Seeing myself as a case to study—a very small focus group—I approached the political world the way a landscape photographer might…
In the years since I have worked on many such reclamation projects, some with a narrow, and some with a wide bandwidth of attention. My Life in Politics was an attempt to discover what my political life looked like. Seeing myself as a case to study—a very small focus group—I approached the political world the way a landscape photographer might, searching the immediate environment for outstanding views and unusual outcroppings. I allowed myself to photograph only subjects I could come upon with no special access: going to protests, visiting government buildings, and above all driving through America in search of the ways politics erupts into our daily lives.
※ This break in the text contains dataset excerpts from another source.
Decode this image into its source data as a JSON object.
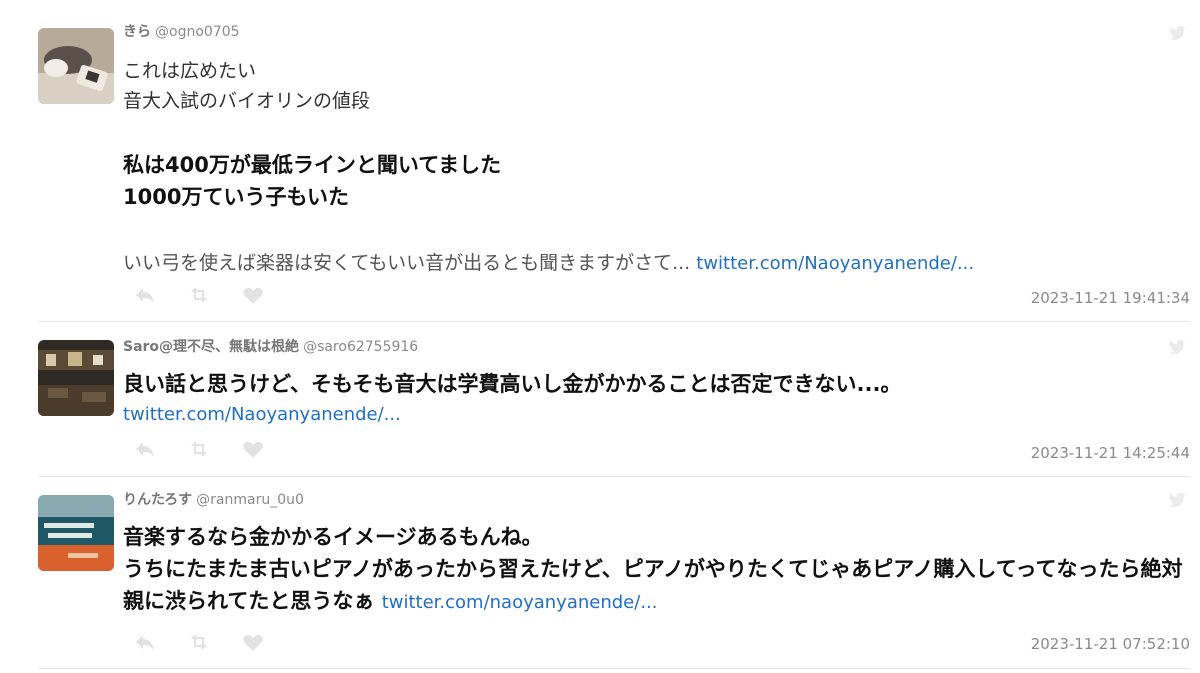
{
  "tweets": [
    {
      "user_name": "きら",
      "handle": "@ogno0705",
      "text_lines": [
        "これは広めたい",
        "音大入試のバイオリンの値段"
      ],
      "bold_lines": [
        "私は400万が最低ラインと聞いてました",
        "1000万ていう子もいた"
      ],
      "trailing_text": "いい弓を使えば楽器は安くてもいい音が出るとも聞きますがさて... ",
      "link": "twitter.com/Naoyanyanende/...",
      "timestamp": "2023-11-21 19:41:34"
    },
    {
      "user_name": "Saro@理不尽、無駄は根絶",
      "handle": "@saro62755916",
      "bold_text": "良い話と思うけど、そもそも音大は学費高いし金がかかることは否定できない...。",
      "link": "twitter.com/Naoyanyanende/...",
      "timestamp": "2023-11-21 14:25:44"
    },
    {
      "user_name": "りんたろす",
      "handle": "@ranmaru_0u0",
      "bold_text": "音楽するなら金かかるイメージあるもんね。\nうちにたまたま古いピアノがあったから習えたけど、ピアノがやりたくてじゃあピアノ購入してってなったら絶対親に渋られてたと思うなぁ ",
      "link": "twitter.com/naoyanyanende/...",
      "timestamp": "2023-11-21 07:52:10"
    }
  ],
  "icons": {
    "reply": "reply-icon",
    "retweet": "retweet-icon",
    "like": "heart-icon",
    "service": "twitter-bird-icon"
  },
  "colors": {
    "link": "#1f6fc5",
    "icon": "#e2e2e2",
    "meta": "#8a8a8a"
  }
}
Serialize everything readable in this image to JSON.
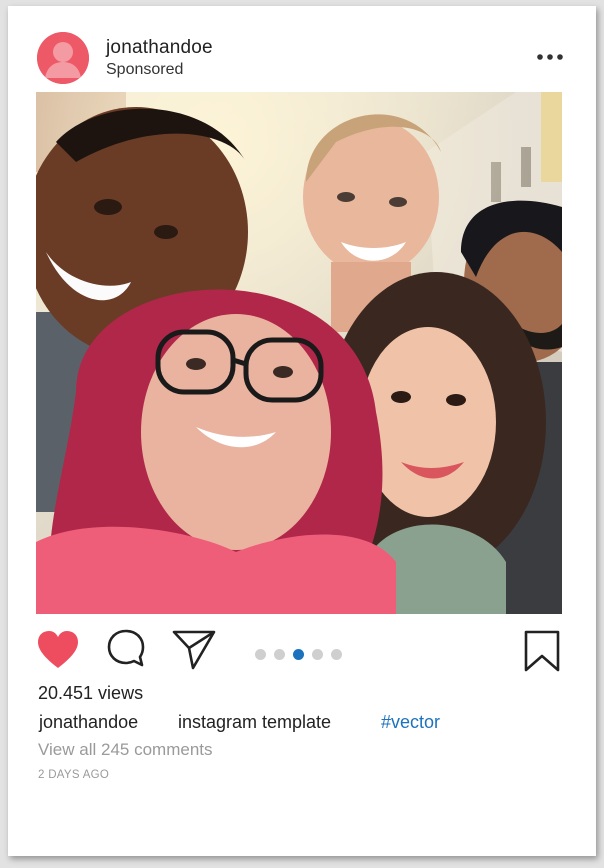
{
  "post": {
    "username": "jonathandoe",
    "sponsored_label": "Sponsored",
    "views": "20.451 views",
    "caption_user": "jonathandoe",
    "caption_text": "instagram template",
    "hashtag": "#vector",
    "comments_link": "View all 245 comments",
    "timestamp": "2 DAYS AGO",
    "carousel": {
      "total": 5,
      "active_index": 2
    }
  },
  "icons": {
    "avatar": "user-avatar-icon",
    "more": "more-dots-icon",
    "like": "heart-icon",
    "comment": "comment-icon",
    "share": "paper-plane-icon",
    "save": "bookmark-icon"
  },
  "colors": {
    "like": "#ee4d5f",
    "avatar_bg": "#ee5968",
    "hashtag": "#1c72bd",
    "active_dot": "#1c72bd",
    "inactive_dot": "#cfcfcf",
    "muted_text": "#9a9a9a"
  }
}
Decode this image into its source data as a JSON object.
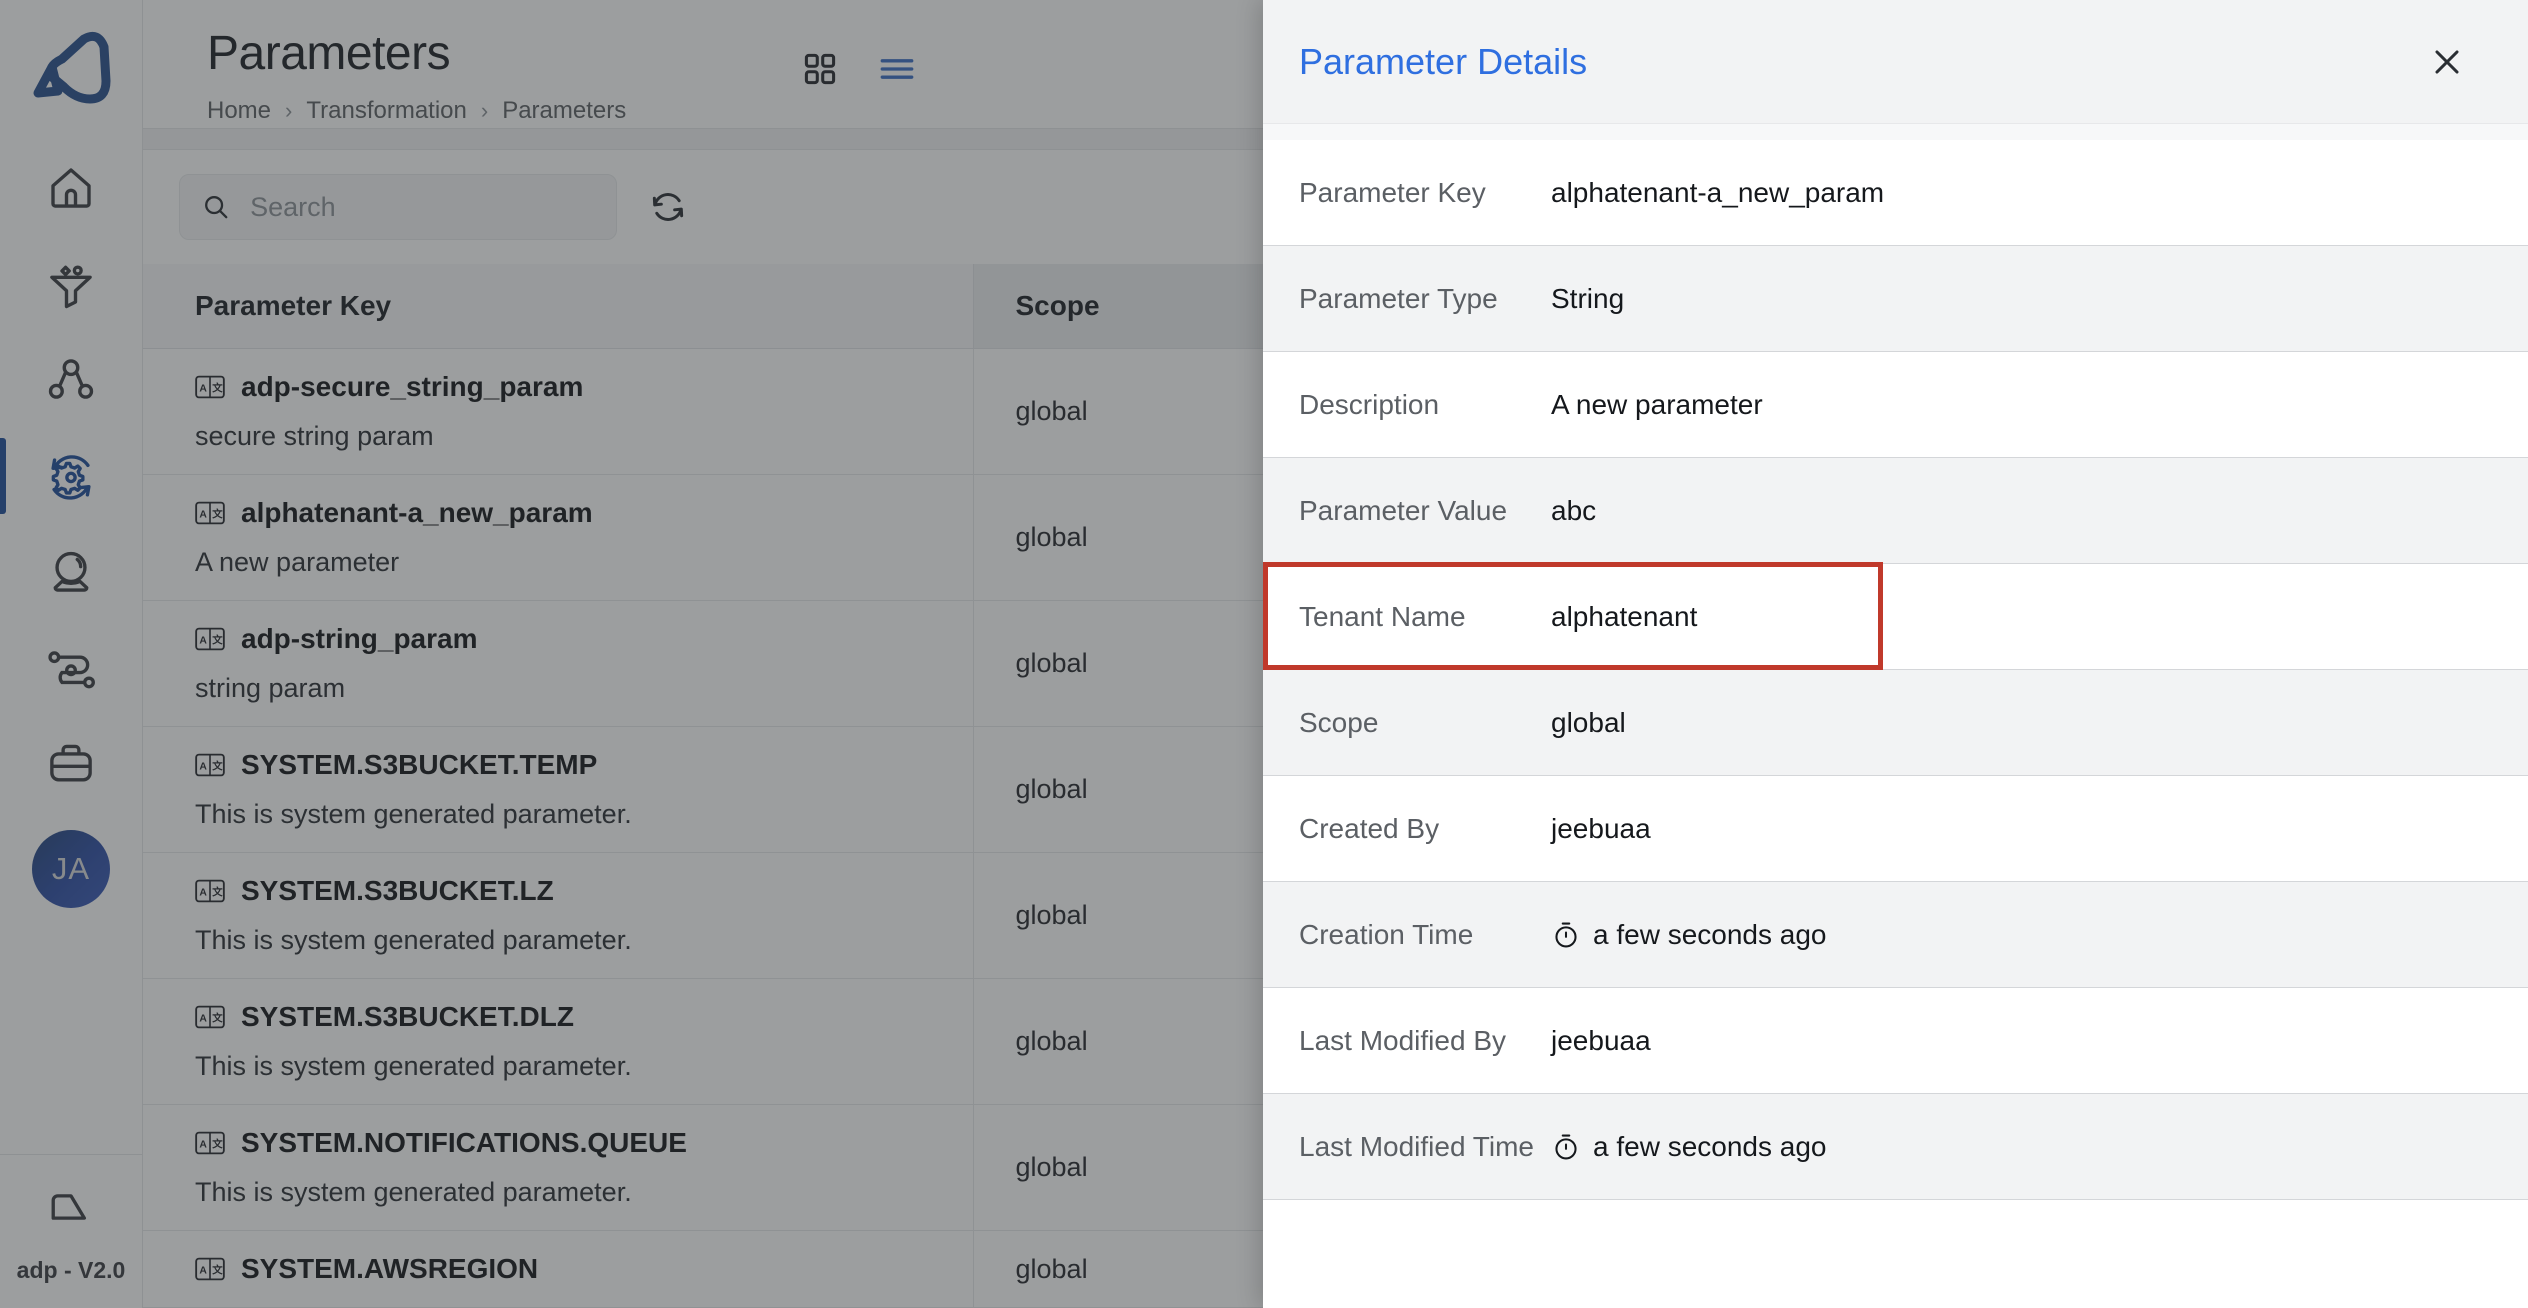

Modeled after Walker Evans’ American Photographs, which found political meaning in all areas of the Depression scene, from signage to portraiture, architectural elevations and interiors, My Life in Politics has a wide photographic scope. In many ways it is an effort to raise questions about the nature of the photographic project. It incorporates elements of other projects I have done: a concern for the cultural meaning of light, a passion for thorough, observant image-making, and a way to see the world with an eye that is both celebratory and critical.
- Tim Davis, 2006
Tim Davis studied photography at Bard College, graduating in 1991. He pursued a career as a poet and editor in New York before returning to photography, receiving an MFA from Yale University in 2001. He has since had solo shows in Brussels, Geneva, Whitecube in London, Milan, and New York, including a recent exhibition at the Bohen Foundation. His work is in the collections of the Guggenheim, Whitney, Brooklyn, and Metropolitan museums in New York; the Milwaukee Museum of Art, the High Museum of Art, Atlanta, the Baltimore Museum, and the Hirshhorn Museum and Sculpture Garden, Smithsonian Institution, Washington, D.C. Davis is the author of three books of photographs, My Life In Politics, from Aperture, Permanent Collection, published by Nazraeli, and Lots (Coromandel Express). He teaches photography at Bard College and is represented in New York by the Greenberg Van Doren Gallery.